I have the great pleasure today of welcoming back one of my favourite ever bloggers: Sophie from So Many Books, So Little Time. I absolutely adore Sophie. I think she has amazing taste in books, I really trust her judgement and I enjoy reading every single one of her posts. If you aren't already following Sophie's blog you are absolutely missing out!
Sophie is here today to discuss one of her Bookshelf Requirements as part of my new feature and I couldn't be happier about it. The author she has chosen is one of my favourites as well! I'll hand you over to Sophie now and please do let us know what you think in comments...
So Many Books, So Little Time ... Sophie on Twitter
Meg Rosoff (Bookshelf Requirements)
by Sophie from So Many Books, So Little Time
I was lucky enough to meet the lady herself at an epic event at the Bath Children’s Literature Festival in 2011 where she shared a panel with David Almond and Melvin Burgess; a serious amount of awesome for one room. Meg is as witty, sharp and intelligent as you would expect and a really lovely lady to boot. Then came the time to get my books signed and she’d heard of my blog. I nearly collapsed and cried. It was quite an experience.
How I Live Now blew everyone out of the water when it was published in 2005, winning awards all over the shop. As I was relatively young and had very little knowledge of the book world all I knew was that it had a gorgeous cover and sounded excellent. Who knew I’d discover one of my favourite authors with that chance buy? How I Live Now is shocking, controversial and pretty damn heart-breaking. When Daisy is sent from America to live with the cousins she’s never met in the English countryside, war quickly breaks out. The unusual narrative style, unconventional love story and gritty portrayal of war-torn England, How I Live Now captures me again and again and again.
I was devastated to discover that at the time, How I Live Now was the only book Rosoff had out so it was an agonising wait for Just in Case. I clearly remember being so surprised how quirky and different it was to How I Live Now. Justin thinks that fate has it in for him so he changes his name, friends and identity and falls in love with Agnes Grey. Him and his imaginary dog Boy try to survive Justin’s new world where there seems to be a tragedy waiting around corner.
A year later came What I Was, my second favourite of Meg Rosoff’s novels. This surprised me, and then surprised me even further with the ending. Rosoff really is an author that isn’t afraid to mix things up and throw you for a loop. One of the things I remember most vividly about this book is the prologue; it’s one of my favourite openings to a book ever:
I am a century old, an impossible age, and my brain has no anchor in the present. Instead it drifts, nearly always to the same shore.
Today, as most days, it is 1962. The year I discovered love.
I am sixteen years old.*
*Rosoff, Meg. How I Live Now, London: Penguin, 2008, p1.
This book is lyrical, beautiful and captivating and even thinking about it has made me want to re-read it... Set on the East Anglian coast in a 1960s boarding school, What I Was is immediately unexpected. That sense of the unexpected only continues as a dilapidated house on the edge of the beach comes into view and Finn appears. Stunningly beautiful, this one.

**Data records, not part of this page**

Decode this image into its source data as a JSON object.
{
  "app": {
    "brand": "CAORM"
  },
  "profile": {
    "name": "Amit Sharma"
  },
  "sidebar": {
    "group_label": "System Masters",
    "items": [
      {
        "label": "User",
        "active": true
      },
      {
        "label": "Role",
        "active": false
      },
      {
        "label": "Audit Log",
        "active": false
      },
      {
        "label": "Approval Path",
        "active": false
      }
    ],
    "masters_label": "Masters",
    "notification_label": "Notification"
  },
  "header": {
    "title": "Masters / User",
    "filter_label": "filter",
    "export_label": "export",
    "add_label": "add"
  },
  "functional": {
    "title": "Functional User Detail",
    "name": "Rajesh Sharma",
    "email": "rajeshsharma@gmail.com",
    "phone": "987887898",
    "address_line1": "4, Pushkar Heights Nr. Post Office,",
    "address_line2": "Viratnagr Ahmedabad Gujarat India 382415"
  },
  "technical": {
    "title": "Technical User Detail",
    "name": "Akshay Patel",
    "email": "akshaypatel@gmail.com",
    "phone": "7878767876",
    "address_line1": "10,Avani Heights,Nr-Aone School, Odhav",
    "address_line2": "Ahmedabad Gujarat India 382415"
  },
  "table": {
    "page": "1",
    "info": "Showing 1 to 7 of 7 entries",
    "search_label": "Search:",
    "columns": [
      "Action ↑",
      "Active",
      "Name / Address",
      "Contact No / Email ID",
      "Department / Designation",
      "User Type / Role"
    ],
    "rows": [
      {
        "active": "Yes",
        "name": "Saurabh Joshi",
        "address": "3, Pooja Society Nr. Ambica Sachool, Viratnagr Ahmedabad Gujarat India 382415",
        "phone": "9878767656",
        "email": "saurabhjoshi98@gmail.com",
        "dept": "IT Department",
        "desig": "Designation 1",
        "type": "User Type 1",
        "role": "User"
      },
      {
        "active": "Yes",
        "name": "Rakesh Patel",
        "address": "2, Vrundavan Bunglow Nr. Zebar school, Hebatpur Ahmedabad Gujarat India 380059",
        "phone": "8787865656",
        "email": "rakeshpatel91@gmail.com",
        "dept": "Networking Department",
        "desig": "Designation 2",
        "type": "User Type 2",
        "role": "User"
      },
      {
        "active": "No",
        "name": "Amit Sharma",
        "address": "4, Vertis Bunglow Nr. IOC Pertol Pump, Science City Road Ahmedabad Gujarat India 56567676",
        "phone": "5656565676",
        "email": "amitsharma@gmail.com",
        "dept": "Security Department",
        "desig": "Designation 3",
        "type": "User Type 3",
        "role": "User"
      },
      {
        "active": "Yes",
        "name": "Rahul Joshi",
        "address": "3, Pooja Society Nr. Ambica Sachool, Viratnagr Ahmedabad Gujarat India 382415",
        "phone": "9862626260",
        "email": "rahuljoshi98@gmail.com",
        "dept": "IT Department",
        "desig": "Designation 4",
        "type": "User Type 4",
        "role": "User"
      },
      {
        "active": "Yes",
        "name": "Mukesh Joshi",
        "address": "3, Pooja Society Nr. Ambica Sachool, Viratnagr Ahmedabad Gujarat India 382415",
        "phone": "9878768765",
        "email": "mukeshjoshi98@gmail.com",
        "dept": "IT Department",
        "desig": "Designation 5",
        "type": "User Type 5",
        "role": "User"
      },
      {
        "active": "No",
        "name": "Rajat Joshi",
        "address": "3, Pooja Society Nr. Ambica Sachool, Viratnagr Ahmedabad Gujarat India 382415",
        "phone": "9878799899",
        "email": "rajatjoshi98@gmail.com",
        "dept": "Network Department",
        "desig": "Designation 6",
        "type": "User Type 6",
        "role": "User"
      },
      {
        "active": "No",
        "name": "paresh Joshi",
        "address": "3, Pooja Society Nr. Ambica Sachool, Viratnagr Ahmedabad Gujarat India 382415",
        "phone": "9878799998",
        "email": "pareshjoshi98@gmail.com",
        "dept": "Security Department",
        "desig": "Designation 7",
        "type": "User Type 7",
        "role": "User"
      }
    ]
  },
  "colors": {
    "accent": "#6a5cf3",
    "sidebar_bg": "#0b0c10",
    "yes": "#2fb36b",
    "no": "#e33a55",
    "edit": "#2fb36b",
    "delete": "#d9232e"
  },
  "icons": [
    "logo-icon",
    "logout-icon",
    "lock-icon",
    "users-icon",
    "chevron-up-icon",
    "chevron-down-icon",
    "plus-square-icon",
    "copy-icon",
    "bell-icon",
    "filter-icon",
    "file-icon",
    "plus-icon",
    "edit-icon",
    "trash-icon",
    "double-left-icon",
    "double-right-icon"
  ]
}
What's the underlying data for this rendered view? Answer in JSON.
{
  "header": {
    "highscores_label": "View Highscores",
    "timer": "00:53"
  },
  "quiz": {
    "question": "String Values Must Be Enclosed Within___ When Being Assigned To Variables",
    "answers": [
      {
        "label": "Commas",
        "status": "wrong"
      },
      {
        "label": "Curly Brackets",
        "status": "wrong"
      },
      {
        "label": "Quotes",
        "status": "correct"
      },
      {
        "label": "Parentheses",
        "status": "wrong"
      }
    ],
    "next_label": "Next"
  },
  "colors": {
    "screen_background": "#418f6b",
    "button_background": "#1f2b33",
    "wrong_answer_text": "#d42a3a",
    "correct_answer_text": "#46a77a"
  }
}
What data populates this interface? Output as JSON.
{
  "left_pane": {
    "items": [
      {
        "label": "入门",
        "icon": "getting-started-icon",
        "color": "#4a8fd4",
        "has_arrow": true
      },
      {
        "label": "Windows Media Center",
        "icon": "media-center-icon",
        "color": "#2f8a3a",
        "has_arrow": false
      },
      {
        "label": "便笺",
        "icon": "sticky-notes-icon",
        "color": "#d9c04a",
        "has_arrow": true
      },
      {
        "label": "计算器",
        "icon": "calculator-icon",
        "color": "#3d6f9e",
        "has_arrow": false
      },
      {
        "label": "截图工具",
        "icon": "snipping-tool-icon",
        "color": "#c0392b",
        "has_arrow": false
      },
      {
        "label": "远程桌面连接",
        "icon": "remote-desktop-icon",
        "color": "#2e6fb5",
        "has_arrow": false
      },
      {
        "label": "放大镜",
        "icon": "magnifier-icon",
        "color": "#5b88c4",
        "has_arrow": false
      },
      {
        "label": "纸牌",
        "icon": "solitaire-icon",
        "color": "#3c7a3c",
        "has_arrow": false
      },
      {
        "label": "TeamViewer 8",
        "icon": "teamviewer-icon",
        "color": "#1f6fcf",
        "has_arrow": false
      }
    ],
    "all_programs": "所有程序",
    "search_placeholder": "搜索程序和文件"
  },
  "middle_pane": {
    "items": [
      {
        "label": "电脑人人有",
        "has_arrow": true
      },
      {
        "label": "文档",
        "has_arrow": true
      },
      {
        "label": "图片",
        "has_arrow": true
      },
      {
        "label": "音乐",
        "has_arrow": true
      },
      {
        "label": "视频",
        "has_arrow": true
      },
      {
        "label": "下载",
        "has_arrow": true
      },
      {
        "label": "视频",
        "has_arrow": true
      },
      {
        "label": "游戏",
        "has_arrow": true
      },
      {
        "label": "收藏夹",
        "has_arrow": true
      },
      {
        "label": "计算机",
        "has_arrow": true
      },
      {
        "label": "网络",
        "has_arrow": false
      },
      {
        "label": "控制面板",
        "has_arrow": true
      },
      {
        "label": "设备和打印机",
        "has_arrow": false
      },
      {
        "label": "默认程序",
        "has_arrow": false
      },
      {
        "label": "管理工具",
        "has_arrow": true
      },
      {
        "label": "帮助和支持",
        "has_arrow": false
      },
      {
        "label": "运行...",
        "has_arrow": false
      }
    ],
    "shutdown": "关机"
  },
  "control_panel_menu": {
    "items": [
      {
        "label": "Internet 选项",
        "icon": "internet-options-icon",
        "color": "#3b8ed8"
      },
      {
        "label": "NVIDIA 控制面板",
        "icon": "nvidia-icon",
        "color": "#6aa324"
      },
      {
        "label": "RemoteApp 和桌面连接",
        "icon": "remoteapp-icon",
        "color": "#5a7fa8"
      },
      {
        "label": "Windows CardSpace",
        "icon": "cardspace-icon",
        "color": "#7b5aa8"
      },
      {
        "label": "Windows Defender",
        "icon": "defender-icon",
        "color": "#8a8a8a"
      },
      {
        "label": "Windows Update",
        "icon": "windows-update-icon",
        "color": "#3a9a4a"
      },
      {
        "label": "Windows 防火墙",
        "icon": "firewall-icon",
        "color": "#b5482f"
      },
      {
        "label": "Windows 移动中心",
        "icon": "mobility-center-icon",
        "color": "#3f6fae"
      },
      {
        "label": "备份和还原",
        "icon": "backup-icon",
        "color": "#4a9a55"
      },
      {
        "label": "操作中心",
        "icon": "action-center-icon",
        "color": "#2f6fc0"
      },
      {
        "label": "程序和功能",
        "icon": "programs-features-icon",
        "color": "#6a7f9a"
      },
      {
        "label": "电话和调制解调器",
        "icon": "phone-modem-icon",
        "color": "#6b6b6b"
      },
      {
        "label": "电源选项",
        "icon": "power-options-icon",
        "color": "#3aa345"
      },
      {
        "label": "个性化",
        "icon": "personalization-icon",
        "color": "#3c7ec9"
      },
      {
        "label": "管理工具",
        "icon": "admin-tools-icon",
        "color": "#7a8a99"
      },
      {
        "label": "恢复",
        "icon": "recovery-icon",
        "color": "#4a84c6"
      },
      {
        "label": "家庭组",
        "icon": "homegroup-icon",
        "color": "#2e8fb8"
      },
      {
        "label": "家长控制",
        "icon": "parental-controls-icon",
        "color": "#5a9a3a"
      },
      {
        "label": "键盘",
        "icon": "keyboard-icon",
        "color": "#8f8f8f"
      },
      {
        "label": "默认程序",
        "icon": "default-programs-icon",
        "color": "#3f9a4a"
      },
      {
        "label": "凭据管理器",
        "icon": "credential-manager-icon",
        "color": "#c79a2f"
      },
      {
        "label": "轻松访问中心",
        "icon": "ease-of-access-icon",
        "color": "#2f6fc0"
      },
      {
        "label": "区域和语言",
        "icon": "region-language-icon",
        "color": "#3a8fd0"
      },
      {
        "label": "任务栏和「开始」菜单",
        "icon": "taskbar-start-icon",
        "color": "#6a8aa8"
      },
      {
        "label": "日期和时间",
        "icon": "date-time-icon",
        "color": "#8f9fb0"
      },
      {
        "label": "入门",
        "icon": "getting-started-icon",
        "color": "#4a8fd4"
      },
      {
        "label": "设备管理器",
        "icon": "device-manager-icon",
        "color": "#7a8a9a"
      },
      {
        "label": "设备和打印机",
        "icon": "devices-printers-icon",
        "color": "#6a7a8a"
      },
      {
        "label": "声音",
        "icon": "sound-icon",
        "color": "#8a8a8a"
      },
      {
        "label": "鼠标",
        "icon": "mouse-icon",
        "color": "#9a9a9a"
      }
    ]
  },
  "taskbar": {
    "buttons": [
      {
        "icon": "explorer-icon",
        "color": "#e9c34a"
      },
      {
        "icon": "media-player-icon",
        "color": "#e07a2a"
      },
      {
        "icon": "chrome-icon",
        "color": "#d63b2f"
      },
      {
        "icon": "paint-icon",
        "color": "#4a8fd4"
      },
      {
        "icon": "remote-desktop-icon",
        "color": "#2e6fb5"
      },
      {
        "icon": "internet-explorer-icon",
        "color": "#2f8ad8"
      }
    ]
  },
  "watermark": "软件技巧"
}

In 2009 Meg Rosoff released the only one of her books that I haven’t enjoyed, The Bride’s Farewell. For me there wasn’t enough of what sets Meg Rosoff apart from other writers in this novel. And I don’t really like horses which play a big part in Pell’s story. It’s the 1850s when Pell runs away on the morning of her impending marriage to her childhood sweetheart. She fears of becoming like her mother, struggling as a poor family with an unending number of children to feed and sets off for the horse trading at Salisbury Fields. Here she finds an unexpected strength of feeling for what she’s left behind and love she wasn’t looking for. Even though I didn’t enjoy The Bride’s Farewell it didn't stop me from feeling the need to read every single thing Meg Rosoff ever writes so once again I began the wait for her next book.
A couple of years ago, There Is No Dog hit the shelves with a thump of controversy, outrage and another stunning exploration of human nature. It’s also really quite funny. God is a fifteen-year-old boy called Bob. He created lots of things in the first six days, but now he mostly eats, sleeps and makes a mess. Every time he falls in love (which is quite frequently), Earth is plagued by natural disasters and he generally just neglects his creation. But when Bob meets Lucy, well, Earth isn’t going to fair very well... My favourite thing about There Is No Dog is just how much sense it made! It’s an ingenious idea.
So there you have it, why Meg Rosoff’s books will forever have a place on my bookshelf even if I don’t necessarily like every single one of them. She’s pretty much a writerly hero, if I’m honest.
Thank you, Sophie! Have you read Meg Rosoff's books? Which books would you choose to be a Bookshelf Requirement?